Tribunal Administratif de Lyon — Décision N° TA69-2404190

mardi 7 mai 2024

JuridictionTribunal Administratif de Lyon
SectionTribunal Administratif de Lyon
N° DossierTA69-2404190
TypeDécision
RecoursExcès de pouvoir
PublicationD
FormationELOIGNEMENT
Avocat requérantTOMASI

Texte intégral

Vu la procédure suivante :

Par une requête, enregistrée le 29 avril 2024 et un mémoire enregistré le 6 mai 2024, M. C A, représenté par Me Lachenaud, demande au tribunal :

1°) de l'admettre au bénéfice de l'aide juridictionnelle à titre provisoire ;

2°) d'annuler les décisions du 25 avril 2024 par lesquelles le préfet de la Loire a refusé de lui délivrer un titre de séjour, lui a fait obligation de quitter le territoire français sans délai, a fixé son pays de renvoi et a prononcé à son encontre une interdiction de retour sur le territoire français pendant cinq ans ;

3°) de mettre à la charge de l'Etat la somme de 1 500 euros à verser à son conseil par application des dispositions combinées des articles L. 761-1 du code de justice administrative et 37 de la loi du 10 juillet 1991, à charge pour cette dernière de renoncer au bénéfice de la mission d'aide juridictionnelle qui lui aura été confiée.

Il soutient que :

* En ce qui concerne le refus de séjour, il remplit les conditions de délivrance d'un titre de séjour en qualité de parent d'enfants français ;

* En ce qui concerne l'obligation de quitter le territoire français dans un délai de trente jours :

- cette décision est illégale en conséquence de l'illégalité de la décision refusant de lui délivrer un titre de séjour ;

- elle est insuffisamment motivée ;

- elle a été prise sans examen préalable de sa situation personnelle ;

- elle porte à son droit au respect de sa vie privée et familiale une atteinte disproportionnée ;

- elle est entachée d'erreur manifeste d'appréciation de ses conséquences ;

- elle méconnaît l'article 3 de la convention internationale relative aux droits de l'enfant ;

* En ce qui concerne la décision fixant le pays de destination :

- elle est illégale en conséquence de l'illégalité de l'obligation de quitter le territoire français ;

- elle porte à son droit au respect de sa vie privée et familiale une atteinte disproportionnée ;

- elle méconnaît l'article 3 de la convention internationale relative aux droits de l'enfant ;

- elle est contraire à l'article 3 de la convention européenne de sauvegarde des droits de l'homme et des libertés fondamentales ;

* En ce qui concerne l'interdiction de retour sur le territoire pendant cinq ans :

- elle est illégale en conséquence de l'illégalité de la décision portant obligation de quitter le territoire français ;

- elle est disproportionnée au regard des critères posés par les dispositions des articles L. 612-6 et suivants du code de l'entrée et du séjour des étrangers et du droit d'asile ;

- elle est entachée d'erreur manifeste d'appréciation de ses conséquences ;

- elle méconnaît l'article 3 de la convention internationale relative aux droits de l'enfant.

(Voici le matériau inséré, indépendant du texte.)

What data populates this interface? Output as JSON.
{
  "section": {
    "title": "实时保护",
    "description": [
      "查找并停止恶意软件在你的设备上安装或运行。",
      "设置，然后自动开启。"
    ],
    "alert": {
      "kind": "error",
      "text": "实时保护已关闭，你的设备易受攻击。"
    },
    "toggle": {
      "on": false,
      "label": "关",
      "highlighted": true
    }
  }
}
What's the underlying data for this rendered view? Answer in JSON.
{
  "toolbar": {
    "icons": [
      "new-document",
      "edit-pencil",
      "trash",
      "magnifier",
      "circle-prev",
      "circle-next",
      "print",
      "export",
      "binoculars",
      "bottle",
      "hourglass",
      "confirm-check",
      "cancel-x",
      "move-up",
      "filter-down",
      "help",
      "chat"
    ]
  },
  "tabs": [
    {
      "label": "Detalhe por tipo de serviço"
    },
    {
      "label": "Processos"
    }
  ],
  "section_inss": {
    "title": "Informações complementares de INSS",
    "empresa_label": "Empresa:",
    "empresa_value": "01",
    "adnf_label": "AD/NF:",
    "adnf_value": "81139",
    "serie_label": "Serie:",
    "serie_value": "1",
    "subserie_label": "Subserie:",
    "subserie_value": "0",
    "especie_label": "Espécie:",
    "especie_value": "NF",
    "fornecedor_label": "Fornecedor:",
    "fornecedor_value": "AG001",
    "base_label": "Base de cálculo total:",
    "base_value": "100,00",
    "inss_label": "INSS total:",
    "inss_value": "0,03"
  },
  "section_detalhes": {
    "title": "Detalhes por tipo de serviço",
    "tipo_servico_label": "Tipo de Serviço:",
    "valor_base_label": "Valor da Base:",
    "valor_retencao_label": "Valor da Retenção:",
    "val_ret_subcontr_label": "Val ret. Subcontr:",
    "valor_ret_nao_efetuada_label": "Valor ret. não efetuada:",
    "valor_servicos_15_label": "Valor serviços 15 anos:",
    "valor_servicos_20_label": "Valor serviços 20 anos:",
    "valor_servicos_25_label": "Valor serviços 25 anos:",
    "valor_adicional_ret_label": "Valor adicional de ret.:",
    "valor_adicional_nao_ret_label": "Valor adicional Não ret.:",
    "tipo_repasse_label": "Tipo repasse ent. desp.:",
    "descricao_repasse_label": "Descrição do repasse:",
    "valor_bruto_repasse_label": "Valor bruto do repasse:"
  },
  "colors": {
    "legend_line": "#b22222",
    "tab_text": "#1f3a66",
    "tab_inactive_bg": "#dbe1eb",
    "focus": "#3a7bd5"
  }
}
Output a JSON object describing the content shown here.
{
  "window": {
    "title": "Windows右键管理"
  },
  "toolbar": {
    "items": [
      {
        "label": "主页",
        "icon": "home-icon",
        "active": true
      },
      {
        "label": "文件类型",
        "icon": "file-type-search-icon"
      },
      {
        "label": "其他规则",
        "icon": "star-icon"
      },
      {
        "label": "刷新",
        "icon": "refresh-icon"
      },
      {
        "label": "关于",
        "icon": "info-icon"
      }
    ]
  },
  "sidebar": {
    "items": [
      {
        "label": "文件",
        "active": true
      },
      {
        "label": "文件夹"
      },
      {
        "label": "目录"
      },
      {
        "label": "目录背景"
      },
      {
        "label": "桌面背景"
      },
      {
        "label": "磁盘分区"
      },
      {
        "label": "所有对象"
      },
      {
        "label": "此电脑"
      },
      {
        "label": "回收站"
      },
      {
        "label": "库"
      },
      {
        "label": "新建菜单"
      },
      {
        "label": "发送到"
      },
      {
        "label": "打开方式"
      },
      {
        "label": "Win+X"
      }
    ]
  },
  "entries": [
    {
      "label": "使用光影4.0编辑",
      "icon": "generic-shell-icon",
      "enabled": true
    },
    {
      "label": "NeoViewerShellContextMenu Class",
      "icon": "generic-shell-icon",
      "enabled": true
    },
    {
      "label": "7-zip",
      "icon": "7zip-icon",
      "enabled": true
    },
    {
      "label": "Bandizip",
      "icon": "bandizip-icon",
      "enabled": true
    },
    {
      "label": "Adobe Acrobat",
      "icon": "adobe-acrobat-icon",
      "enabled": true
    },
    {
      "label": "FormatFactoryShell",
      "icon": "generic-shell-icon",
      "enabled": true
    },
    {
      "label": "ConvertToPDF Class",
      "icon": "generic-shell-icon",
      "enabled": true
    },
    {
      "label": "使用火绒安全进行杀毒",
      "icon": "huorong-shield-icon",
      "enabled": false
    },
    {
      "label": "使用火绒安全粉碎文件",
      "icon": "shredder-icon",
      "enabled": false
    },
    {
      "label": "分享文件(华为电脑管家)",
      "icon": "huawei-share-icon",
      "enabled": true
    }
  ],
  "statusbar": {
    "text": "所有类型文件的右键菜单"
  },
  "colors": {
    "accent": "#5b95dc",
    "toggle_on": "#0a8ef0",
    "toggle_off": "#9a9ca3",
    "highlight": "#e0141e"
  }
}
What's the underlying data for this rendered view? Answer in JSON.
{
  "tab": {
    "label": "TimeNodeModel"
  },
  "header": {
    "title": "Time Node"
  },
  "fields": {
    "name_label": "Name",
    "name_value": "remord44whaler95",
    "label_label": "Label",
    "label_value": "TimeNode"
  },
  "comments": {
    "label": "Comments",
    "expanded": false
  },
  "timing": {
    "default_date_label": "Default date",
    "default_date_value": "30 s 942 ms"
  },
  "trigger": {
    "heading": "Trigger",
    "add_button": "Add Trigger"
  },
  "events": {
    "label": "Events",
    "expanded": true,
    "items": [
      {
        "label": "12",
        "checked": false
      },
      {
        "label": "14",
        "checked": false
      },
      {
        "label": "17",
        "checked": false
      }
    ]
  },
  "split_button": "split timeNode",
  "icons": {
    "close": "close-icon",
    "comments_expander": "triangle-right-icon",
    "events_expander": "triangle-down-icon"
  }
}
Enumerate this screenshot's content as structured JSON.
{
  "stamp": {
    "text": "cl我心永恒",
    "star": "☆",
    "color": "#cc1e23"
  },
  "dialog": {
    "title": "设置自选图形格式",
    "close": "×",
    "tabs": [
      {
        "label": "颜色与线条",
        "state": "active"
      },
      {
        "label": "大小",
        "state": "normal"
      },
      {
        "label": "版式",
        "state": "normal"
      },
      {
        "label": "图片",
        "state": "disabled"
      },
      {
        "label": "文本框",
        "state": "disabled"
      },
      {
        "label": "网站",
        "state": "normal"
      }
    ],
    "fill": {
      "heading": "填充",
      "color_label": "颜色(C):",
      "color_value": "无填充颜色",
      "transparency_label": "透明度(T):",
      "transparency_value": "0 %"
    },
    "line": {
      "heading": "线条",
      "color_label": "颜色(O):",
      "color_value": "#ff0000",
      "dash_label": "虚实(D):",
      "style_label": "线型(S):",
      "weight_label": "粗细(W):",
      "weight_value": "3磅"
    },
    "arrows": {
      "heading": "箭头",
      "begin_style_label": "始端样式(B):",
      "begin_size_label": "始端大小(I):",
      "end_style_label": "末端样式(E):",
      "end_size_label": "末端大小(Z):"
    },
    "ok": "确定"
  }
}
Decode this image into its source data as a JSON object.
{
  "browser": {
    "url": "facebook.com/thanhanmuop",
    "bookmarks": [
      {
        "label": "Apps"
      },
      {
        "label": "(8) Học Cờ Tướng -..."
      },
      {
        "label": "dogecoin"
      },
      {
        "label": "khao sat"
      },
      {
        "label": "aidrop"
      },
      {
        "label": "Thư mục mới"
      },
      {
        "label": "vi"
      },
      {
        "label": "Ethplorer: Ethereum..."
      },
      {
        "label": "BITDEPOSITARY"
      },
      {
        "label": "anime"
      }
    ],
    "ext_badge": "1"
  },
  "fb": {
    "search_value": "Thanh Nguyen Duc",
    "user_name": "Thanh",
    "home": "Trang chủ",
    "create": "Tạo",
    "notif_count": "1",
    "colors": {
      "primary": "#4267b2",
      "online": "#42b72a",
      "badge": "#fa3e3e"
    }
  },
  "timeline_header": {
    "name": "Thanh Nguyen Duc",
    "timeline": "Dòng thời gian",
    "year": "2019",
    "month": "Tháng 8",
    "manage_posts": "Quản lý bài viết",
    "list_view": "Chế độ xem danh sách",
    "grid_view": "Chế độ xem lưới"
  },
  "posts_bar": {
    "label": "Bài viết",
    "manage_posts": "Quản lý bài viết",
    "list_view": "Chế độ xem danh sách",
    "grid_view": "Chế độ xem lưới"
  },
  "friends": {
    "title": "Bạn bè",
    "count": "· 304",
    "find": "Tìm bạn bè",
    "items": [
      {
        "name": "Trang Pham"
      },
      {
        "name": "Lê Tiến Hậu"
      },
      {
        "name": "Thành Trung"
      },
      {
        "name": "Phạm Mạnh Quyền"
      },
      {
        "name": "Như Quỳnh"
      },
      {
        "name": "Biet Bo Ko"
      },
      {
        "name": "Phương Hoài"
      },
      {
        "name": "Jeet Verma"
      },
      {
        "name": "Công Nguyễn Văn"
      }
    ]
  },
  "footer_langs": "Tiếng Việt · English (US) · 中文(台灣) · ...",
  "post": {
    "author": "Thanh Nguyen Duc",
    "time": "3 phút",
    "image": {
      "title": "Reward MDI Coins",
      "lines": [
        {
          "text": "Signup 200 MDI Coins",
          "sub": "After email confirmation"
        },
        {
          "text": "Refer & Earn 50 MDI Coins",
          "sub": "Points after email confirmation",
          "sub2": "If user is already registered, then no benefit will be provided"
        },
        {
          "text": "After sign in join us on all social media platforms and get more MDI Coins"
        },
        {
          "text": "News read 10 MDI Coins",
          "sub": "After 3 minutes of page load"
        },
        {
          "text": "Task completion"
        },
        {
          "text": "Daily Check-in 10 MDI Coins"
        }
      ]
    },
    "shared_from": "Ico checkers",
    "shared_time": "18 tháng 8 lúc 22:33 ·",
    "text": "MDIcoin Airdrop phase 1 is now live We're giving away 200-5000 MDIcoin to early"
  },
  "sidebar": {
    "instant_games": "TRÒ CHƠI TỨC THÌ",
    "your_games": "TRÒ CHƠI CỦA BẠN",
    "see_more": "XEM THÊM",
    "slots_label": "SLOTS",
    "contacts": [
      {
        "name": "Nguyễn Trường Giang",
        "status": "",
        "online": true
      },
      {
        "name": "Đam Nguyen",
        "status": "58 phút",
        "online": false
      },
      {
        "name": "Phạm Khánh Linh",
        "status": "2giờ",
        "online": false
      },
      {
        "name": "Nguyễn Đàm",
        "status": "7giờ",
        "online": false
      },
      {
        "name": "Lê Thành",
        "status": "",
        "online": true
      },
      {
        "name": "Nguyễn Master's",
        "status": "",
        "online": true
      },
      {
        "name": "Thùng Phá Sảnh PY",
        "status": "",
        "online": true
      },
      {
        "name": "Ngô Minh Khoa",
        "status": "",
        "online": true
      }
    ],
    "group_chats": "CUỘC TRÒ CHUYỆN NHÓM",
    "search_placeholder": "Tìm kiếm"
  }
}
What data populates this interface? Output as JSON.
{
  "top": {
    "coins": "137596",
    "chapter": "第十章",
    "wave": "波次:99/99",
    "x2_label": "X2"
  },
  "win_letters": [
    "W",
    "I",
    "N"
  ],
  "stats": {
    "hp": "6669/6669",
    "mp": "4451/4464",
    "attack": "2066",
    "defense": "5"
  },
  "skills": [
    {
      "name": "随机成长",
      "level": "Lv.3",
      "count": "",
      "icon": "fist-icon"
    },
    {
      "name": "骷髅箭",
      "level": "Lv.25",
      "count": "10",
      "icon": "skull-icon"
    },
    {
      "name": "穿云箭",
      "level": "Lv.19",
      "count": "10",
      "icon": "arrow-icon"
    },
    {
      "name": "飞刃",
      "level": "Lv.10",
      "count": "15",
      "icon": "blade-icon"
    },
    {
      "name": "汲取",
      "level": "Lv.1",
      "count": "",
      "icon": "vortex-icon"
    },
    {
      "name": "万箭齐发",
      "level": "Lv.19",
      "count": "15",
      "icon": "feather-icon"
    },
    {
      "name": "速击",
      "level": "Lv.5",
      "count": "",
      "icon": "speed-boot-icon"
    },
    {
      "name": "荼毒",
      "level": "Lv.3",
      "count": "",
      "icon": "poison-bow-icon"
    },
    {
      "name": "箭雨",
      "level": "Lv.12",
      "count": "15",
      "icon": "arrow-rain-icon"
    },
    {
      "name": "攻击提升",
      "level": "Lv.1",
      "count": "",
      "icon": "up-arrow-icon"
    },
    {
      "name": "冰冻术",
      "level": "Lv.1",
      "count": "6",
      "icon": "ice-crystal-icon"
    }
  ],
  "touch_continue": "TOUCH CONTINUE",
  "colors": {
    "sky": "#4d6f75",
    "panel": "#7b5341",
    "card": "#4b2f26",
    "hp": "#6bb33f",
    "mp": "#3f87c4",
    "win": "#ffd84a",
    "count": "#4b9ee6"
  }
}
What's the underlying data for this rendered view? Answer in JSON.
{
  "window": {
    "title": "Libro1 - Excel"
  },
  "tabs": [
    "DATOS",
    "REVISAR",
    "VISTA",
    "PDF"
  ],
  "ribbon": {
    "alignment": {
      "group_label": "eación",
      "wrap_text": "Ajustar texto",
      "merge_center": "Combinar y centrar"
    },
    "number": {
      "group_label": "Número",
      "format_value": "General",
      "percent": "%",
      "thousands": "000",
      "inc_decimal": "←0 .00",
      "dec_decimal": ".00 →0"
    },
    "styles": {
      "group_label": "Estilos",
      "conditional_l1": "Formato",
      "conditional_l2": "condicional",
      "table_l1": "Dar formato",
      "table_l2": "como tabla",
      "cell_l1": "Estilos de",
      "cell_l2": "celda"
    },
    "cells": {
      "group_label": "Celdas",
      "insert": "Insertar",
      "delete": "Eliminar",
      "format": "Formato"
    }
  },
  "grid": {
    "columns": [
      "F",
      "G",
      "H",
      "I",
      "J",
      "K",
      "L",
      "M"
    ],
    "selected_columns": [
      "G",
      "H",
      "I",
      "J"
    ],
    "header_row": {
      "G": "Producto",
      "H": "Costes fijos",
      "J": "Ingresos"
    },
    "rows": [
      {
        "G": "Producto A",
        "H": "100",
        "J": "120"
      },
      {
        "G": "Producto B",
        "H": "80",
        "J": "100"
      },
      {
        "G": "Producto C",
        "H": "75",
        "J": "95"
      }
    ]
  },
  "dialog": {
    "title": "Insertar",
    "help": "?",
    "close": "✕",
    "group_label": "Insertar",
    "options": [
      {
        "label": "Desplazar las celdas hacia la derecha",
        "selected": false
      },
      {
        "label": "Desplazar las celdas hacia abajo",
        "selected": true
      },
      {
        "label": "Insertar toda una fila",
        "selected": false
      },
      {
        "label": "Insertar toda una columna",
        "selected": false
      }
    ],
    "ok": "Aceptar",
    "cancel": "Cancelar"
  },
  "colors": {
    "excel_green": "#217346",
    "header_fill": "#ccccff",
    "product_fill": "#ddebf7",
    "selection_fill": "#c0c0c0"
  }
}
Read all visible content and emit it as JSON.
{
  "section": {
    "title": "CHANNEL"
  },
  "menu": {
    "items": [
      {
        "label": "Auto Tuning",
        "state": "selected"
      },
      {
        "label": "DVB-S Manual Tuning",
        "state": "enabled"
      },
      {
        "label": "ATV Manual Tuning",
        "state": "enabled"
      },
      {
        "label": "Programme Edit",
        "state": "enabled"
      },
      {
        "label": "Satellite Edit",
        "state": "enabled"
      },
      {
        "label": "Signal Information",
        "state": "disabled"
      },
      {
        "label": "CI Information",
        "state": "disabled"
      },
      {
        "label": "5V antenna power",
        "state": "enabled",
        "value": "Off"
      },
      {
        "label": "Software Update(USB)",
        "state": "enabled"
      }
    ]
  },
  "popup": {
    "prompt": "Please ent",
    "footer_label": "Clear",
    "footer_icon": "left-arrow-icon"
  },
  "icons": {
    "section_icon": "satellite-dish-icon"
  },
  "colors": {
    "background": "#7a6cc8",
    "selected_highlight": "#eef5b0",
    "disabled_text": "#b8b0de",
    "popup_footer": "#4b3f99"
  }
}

Le préfet de la Loire a produit des pièces qui ont été enregistrées le 2 mai 2024.

Vu les autres pièces du dossier.

Vu :

- la convention européenne de sauvegarde des droits de l'homme et des libertés fondamentales ;

- le code de l'entrée et du séjour des étrangers et du droit d'asile ;

- le code des relations entre le public et l'administration ;

- la loi n° 91-647 du 10 juillet 1991 relative à l'aide juridique ;

- le code de justice administrative.

La présidente du tribunal a désigné Mme B pour statuer sur les litiges relatifs aux décisions portant mesure d'éloignement des ressortissants étrangers en application du code de l'entrée et du séjour des étrangers et du droit d'asile.

Les parties ont été régulièrement averties du jour de l'audience.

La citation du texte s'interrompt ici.